Flood guard is a way that you, as the network administrator, can limit the number of devices that can communicate through any particular switch interface. For example, if one device is connected to an interface on a switch, you may set the flood guard to only limit this one MAC address. You could even specify the exact MAC address inside the configuration of the switch. If you were to disconnect that user’s network connection and plug it into your own device the switch would recognize that a new MAC address was communicating across the network and it would maintain the list of all of the different MAC addresses that it had seen on a particular interface.
The default for flood guard is to then disable that interface so that no one can communicate over that connection from that point forward.
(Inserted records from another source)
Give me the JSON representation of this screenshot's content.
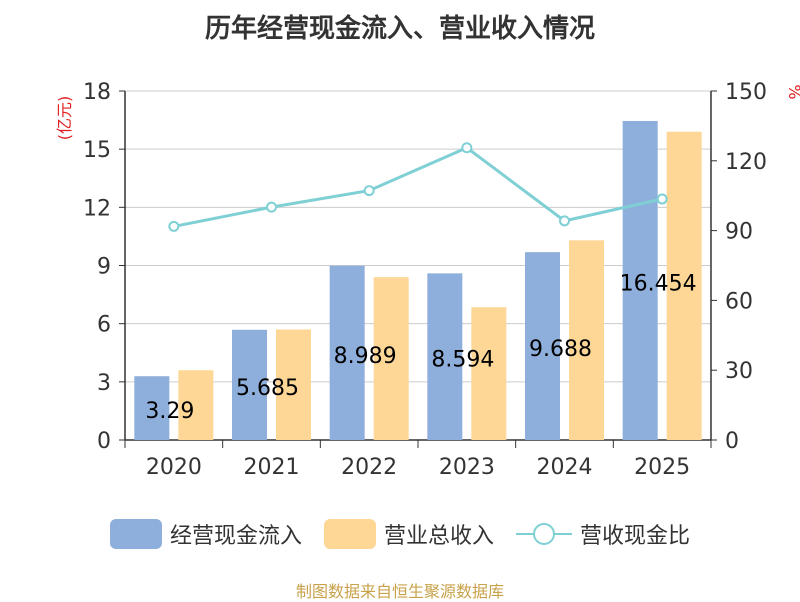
{
  "title": "历年经营现金流入、营业收入情况",
  "source": "制图数据来自恒生聚源数据库",
  "colors": {
    "cash_inflow": "#8eaedb",
    "revenue": "#fed797",
    "ratio": "#7fd0d5",
    "left_unit": "#e02020",
    "right_unit": "#e02020",
    "grid": "#cccccc",
    "axis": "#333333"
  },
  "chart_data": {
    "type": "bar",
    "title": "历年经营现金流入、营业收入情况",
    "categories": [
      "2020",
      "2021",
      "2022",
      "2023",
      "2024",
      "2025"
    ],
    "y_left": {
      "unit_label": "(亿元)",
      "min": 0,
      "max": 18,
      "ticks": [
        0,
        3,
        6,
        9,
        12,
        15,
        18
      ]
    },
    "y_right": {
      "unit_label": "%",
      "min": 0,
      "max": 150,
      "ticks": [
        0,
        30,
        60,
        90,
        120,
        150
      ]
    },
    "grid": true,
    "legend_position": "bottom",
    "series": [
      {
        "name": "经营现金流入",
        "type": "bar",
        "axis": "left",
        "values": [
          3.29,
          5.685,
          8.989,
          8.594,
          9.688,
          16.454
        ],
        "data_labels": [
          "3.29",
          "5.685",
          "8.989",
          "8.594",
          "9.688",
          "16.454"
        ]
      },
      {
        "name": "营业总收入",
        "type": "bar",
        "axis": "left",
        "values": [
          3.6,
          5.7,
          8.4,
          6.85,
          10.3,
          15.9
        ]
      },
      {
        "name": "营收现金比",
        "type": "line",
        "axis": "right",
        "values": [
          91.8,
          100.1,
          107.2,
          125.6,
          94.2,
          103.6
        ]
      }
    ]
  }
}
You would then need to provide some additional investigation to determine why flood guard happened to activate on that particular interface and that may have allowed you to stop a security breach from occurring on that interface. This feature also prevents somebody from performing a denial of service by flooding the network with a number of different MAC addresses in order to overflow the switches index of addresses. By using flood guard, you can address a number of different security concerns.
One way to cause problems on a network is to install and launch your own rogue DHCP server that then starts handing out IP addresses that are completely different than what you would normally have on your official DHCP server. To be able to prevent this, we can enable DHCP snooping on your switch. This means your switch effectively becomes a DHCP firewall. This allows you to configure certain interfaces on your switch as trusted interfaces, and you would put your DHCP server, or router, or any other device that would act as a DHCP server, on that particular interface.
You would then define other interfaces on your switch as untrusted interfaces. This allows your switch to now begin watching for DHCP conversations and it will begin adding a list of trusted devices to an internal table of the switch. If your switch happens to see static IP addresses, rogue DHCP server responses, or other invalid traffic, it can filter that information from those untrusted interfaces.